Does your car weigh as much as an M109? Tracked vehicles are usually armored
in military service. You have to get that weight down on the ground and still
be mobile. Wheeled vehicles of the same weight have less surface area and have
a subsequently higher ground pressure.

> OTOH, when my car takes a corner, the wheels

You can steer by slowing a track. Brakes aren't an ON or OFF issue in Armoured
vehicles. The more progressive the brakes are, the easier it is to slow a
track for fine control. Bren carriers do it a different way, they warp the
tracks by moving one of the bogie sets side to side. This curves the tracks.
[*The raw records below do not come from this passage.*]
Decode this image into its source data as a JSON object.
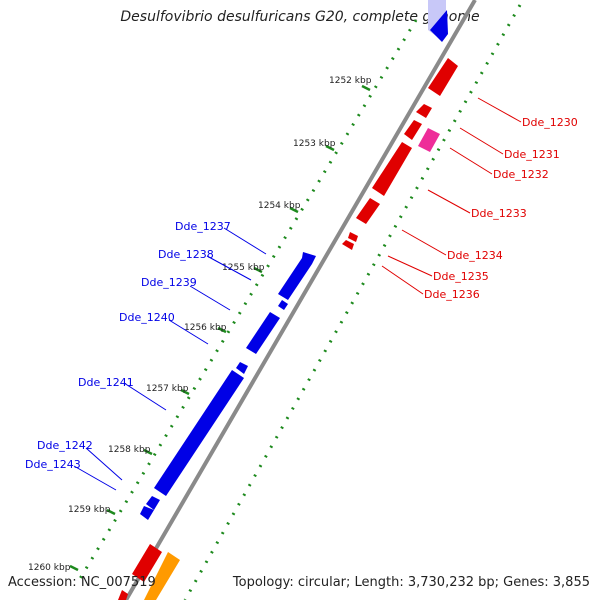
{
  "title": "Desulfovibrio desulfuricans G20, complete genome",
  "accession": "Accession: NC_007519",
  "topology": "Topology: circular; Length: 3,730,232 bp; Genes: 3,855",
  "colors": {
    "forward": "#e00000",
    "reverse": "#0000e6",
    "pink": "#ee2d99",
    "orange": "#ff9a00",
    "lavender": "#c8c8f8",
    "dots": "#1e8a1e",
    "backbone": "#888888"
  },
  "kbp_ticks": [
    "1252 kbp",
    "1253 kbp",
    "1254 kbp",
    "1255 kbp",
    "1256 kbp",
    "1257 kbp",
    "1258 kbp",
    "1259 kbp",
    "1260 kbp"
  ],
  "right_labels": [
    "Dde_1230",
    "Dde_1231",
    "Dde_1232",
    "Dde_1233",
    "Dde_1234",
    "Dde_1235",
    "Dde_1236"
  ],
  "left_labels": [
    "Dde_1237",
    "Dde_1238",
    "Dde_1239",
    "Dde_1240",
    "Dde_1241",
    "Dde_1242",
    "Dde_1243"
  ]
}
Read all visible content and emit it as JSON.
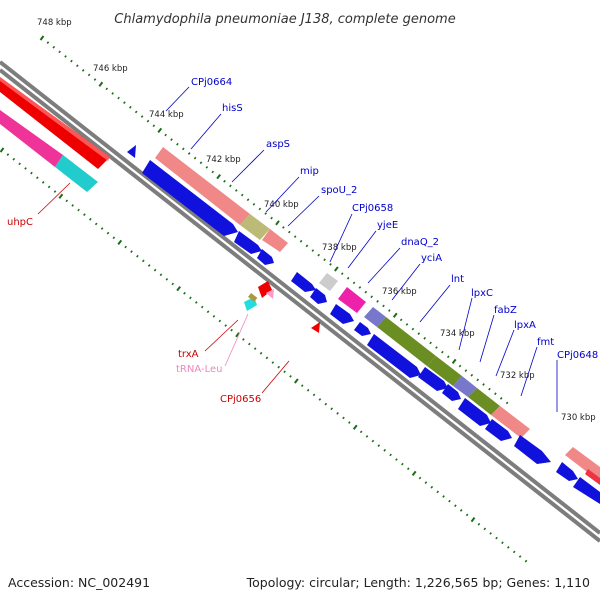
{
  "title": "Chlamydophila pneumoniae J138, complete genome",
  "footer": {
    "accession": "Accession: NC_002491",
    "summary": "Topology: circular; Length: 1,226,565 bp; Genes: 1,110"
  },
  "colors": {
    "backbone": "#808080",
    "tick": "#1a6e1a",
    "forward_label": "#0000cc",
    "reverse_label": "#cc0000",
    "trna_label": "#ee88bb"
  },
  "ruler_labels": [
    "748 kbp",
    "746 kbp",
    "744 kbp",
    "742 kbp",
    "740 kbp",
    "738 kbp",
    "736 kbp",
    "734 kbp",
    "732 kbp",
    "730 kbp"
  ],
  "gene_labels": {
    "forward": [
      "CPj0664",
      "hisS",
      "aspS",
      "mip",
      "spoU_2",
      "CPj0658",
      "yjeE",
      "dnaQ_2",
      "yciA",
      "lnt",
      "lpxC",
      "fabZ",
      "lpxA",
      "fmt",
      "CPj0648"
    ],
    "reverse": [
      "uhpC",
      "trxA",
      "tRNA-Leu",
      "CPj0656"
    ]
  }
}
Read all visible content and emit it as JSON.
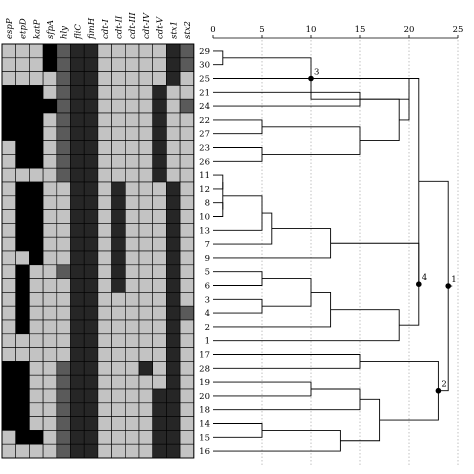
{
  "heatmap": {
    "genes": [
      "espP",
      "etpD",
      "katP",
      "sfpA",
      "hly",
      "fliC",
      "fimH",
      "cdt-I",
      "cdt-II",
      "cdt-III",
      "cdt-IV",
      "cdt-V",
      "stx1",
      "stx2"
    ],
    "state_colors": {
      "0": "#c3c3c3",
      "1": "#000000",
      "2": "#5a5a5a",
      "3": "#262626"
    },
    "rows": [
      [
        0,
        0,
        0,
        1,
        2,
        3,
        3,
        0,
        0,
        0,
        0,
        0,
        3,
        2
      ],
      [
        0,
        0,
        0,
        1,
        2,
        3,
        3,
        0,
        0,
        0,
        0,
        0,
        3,
        2
      ],
      [
        0,
        0,
        0,
        0,
        2,
        3,
        3,
        0,
        0,
        0,
        0,
        0,
        3,
        0
      ],
      [
        1,
        1,
        1,
        0,
        2,
        3,
        3,
        0,
        0,
        0,
        0,
        3,
        0,
        0
      ],
      [
        1,
        1,
        1,
        1,
        2,
        3,
        3,
        0,
        0,
        0,
        0,
        3,
        0,
        2
      ],
      [
        1,
        1,
        1,
        0,
        2,
        3,
        3,
        0,
        0,
        0,
        0,
        3,
        0,
        0
      ],
      [
        1,
        1,
        1,
        0,
        2,
        3,
        3,
        0,
        0,
        0,
        0,
        3,
        0,
        0
      ],
      [
        0,
        1,
        1,
        0,
        2,
        3,
        3,
        0,
        0,
        0,
        0,
        3,
        0,
        0
      ],
      [
        0,
        1,
        1,
        0,
        2,
        3,
        3,
        0,
        0,
        0,
        0,
        3,
        0,
        0
      ],
      [
        0,
        0,
        0,
        0,
        2,
        3,
        3,
        0,
        0,
        0,
        0,
        3,
        0,
        0
      ],
      [
        0,
        1,
        1,
        0,
        0,
        3,
        3,
        0,
        3,
        0,
        0,
        0,
        3,
        0
      ],
      [
        0,
        1,
        1,
        0,
        0,
        3,
        3,
        0,
        3,
        0,
        0,
        0,
        3,
        0
      ],
      [
        0,
        1,
        1,
        0,
        0,
        3,
        3,
        0,
        3,
        0,
        0,
        0,
        3,
        0
      ],
      [
        0,
        1,
        1,
        0,
        0,
        3,
        3,
        0,
        3,
        0,
        0,
        0,
        3,
        0
      ],
      [
        0,
        1,
        1,
        0,
        0,
        3,
        3,
        0,
        3,
        0,
        0,
        0,
        3,
        0
      ],
      [
        0,
        0,
        1,
        0,
        0,
        3,
        3,
        0,
        3,
        0,
        0,
        0,
        3,
        0
      ],
      [
        0,
        1,
        0,
        0,
        2,
        3,
        3,
        0,
        3,
        0,
        0,
        0,
        3,
        0
      ],
      [
        0,
        1,
        0,
        0,
        0,
        3,
        3,
        0,
        3,
        0,
        0,
        0,
        3,
        0
      ],
      [
        0,
        1,
        0,
        0,
        0,
        3,
        3,
        0,
        0,
        0,
        0,
        0,
        3,
        0
      ],
      [
        0,
        1,
        0,
        0,
        0,
        3,
        3,
        0,
        0,
        0,
        0,
        0,
        3,
        2
      ],
      [
        0,
        1,
        0,
        0,
        0,
        3,
        3,
        0,
        0,
        0,
        0,
        0,
        3,
        0
      ],
      [
        0,
        0,
        0,
        0,
        0,
        3,
        3,
        0,
        0,
        0,
        0,
        0,
        3,
        0
      ],
      [
        0,
        0,
        0,
        0,
        0,
        3,
        3,
        0,
        0,
        0,
        0,
        0,
        3,
        0
      ],
      [
        1,
        1,
        0,
        0,
        2,
        3,
        3,
        0,
        0,
        0,
        3,
        0,
        3,
        0
      ],
      [
        1,
        1,
        0,
        0,
        2,
        3,
        3,
        0,
        0,
        0,
        0,
        0,
        3,
        0
      ],
      [
        1,
        1,
        0,
        0,
        2,
        3,
        3,
        0,
        0,
        0,
        0,
        3,
        3,
        0
      ],
      [
        1,
        1,
        0,
        0,
        2,
        3,
        3,
        0,
        0,
        0,
        0,
        3,
        3,
        0
      ],
      [
        1,
        1,
        0,
        0,
        2,
        3,
        3,
        0,
        0,
        0,
        0,
        3,
        3,
        0
      ],
      [
        0,
        1,
        1,
        0,
        2,
        3,
        3,
        0,
        0,
        0,
        0,
        3,
        3,
        0
      ],
      [
        0,
        0,
        0,
        0,
        2,
        3,
        3,
        0,
        0,
        0,
        0,
        3,
        3,
        0
      ]
    ]
  },
  "dendrogram": {
    "axis_ticks": [
      "0",
      "5",
      "10",
      "15",
      "20",
      "25"
    ],
    "axis_values": [
      0,
      5,
      10,
      15,
      20,
      25
    ],
    "axis_max": 25,
    "leaves": [
      "29",
      "30",
      "25",
      "21",
      "24",
      "22",
      "27",
      "23",
      "26",
      "11",
      "12",
      "8",
      "10",
      "13",
      "7",
      "9",
      "5",
      "6",
      "3",
      "4",
      "2",
      "1",
      "17",
      "28",
      "19",
      "20",
      "18",
      "14",
      "15",
      "16"
    ],
    "merges": [
      {
        "a": 0,
        "b": 1,
        "h": 1
      },
      {
        "a": 3,
        "b": 4,
        "h": 15
      },
      {
        "a": 5,
        "b": 6,
        "h": 5
      },
      {
        "a": 7,
        "b": 8,
        "h": 5
      },
      {
        "a": "n2",
        "b": "n3",
        "h": 15
      },
      {
        "a": "n1",
        "b": "n4",
        "h": 19
      },
      {
        "a": 2,
        "b": "n5",
        "h": 20
      },
      {
        "a": "n0",
        "b": "n6",
        "h": 10
      },
      {
        "a": 9,
        "b": 10,
        "h": 1
      },
      {
        "a": 11,
        "b": 12,
        "h": 1
      },
      {
        "a": "n8",
        "b": "n9",
        "h": 1
      },
      {
        "a": "n10",
        "b": 13,
        "h": 5
      },
      {
        "a": "n11",
        "b": 14,
        "h": 6
      },
      {
        "a": "n12",
        "b": 15,
        "h": 12
      },
      {
        "a": 16,
        "b": 17,
        "h": 5
      },
      {
        "a": 18,
        "b": 19,
        "h": 5
      },
      {
        "a": "n14",
        "b": "n15",
        "h": 10
      },
      {
        "a": "n16",
        "b": 20,
        "h": 12
      },
      {
        "a": "n17",
        "b": 21,
        "h": 19
      },
      {
        "a": "n13",
        "b": "n18",
        "h": 21
      },
      {
        "a": 22,
        "b": 23,
        "h": 15
      },
      {
        "a": 24,
        "b": 25,
        "h": 10
      },
      {
        "a": "n21",
        "b": 26,
        "h": 15
      },
      {
        "a": 27,
        "b": 28,
        "h": 5
      },
      {
        "a": "n23",
        "b": 29,
        "h": 13
      },
      {
        "a": "n22",
        "b": "n24",
        "h": 17
      },
      {
        "a": "n20",
        "b": "n25",
        "h": 23
      },
      {
        "a": "n7",
        "b": "n19",
        "h": 21
      },
      {
        "a": "n27",
        "b": "n26",
        "h": 24
      }
    ],
    "node_labels": [
      {
        "node": "n7",
        "label": "3"
      },
      {
        "node": "n19",
        "label": "4"
      },
      {
        "node": "n26",
        "label": "2"
      },
      {
        "node": "n28",
        "label": "1"
      }
    ]
  }
}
> I've also seen tanks driving through small

It's also size. I've navigated my dingo through tight spaces and didn't hit
anything. I've done the same with a Bren Carrier and a Weasel. The usual
reason for a tank knocking off a part of a building is the driver just doesn't
have the precise point to turn down because he can't see it. Drive a big truck
some time.

> I recall in High School (in Southern Alberta)

That's just a weight issue. Driver should have had a ground guide or at a
minimum, gotten out walked where he was about to back up and then done it
slowly. Modern AFVs are getting rear facing cameras for this purpose as there
are tactical moments where you want to reverse quickly.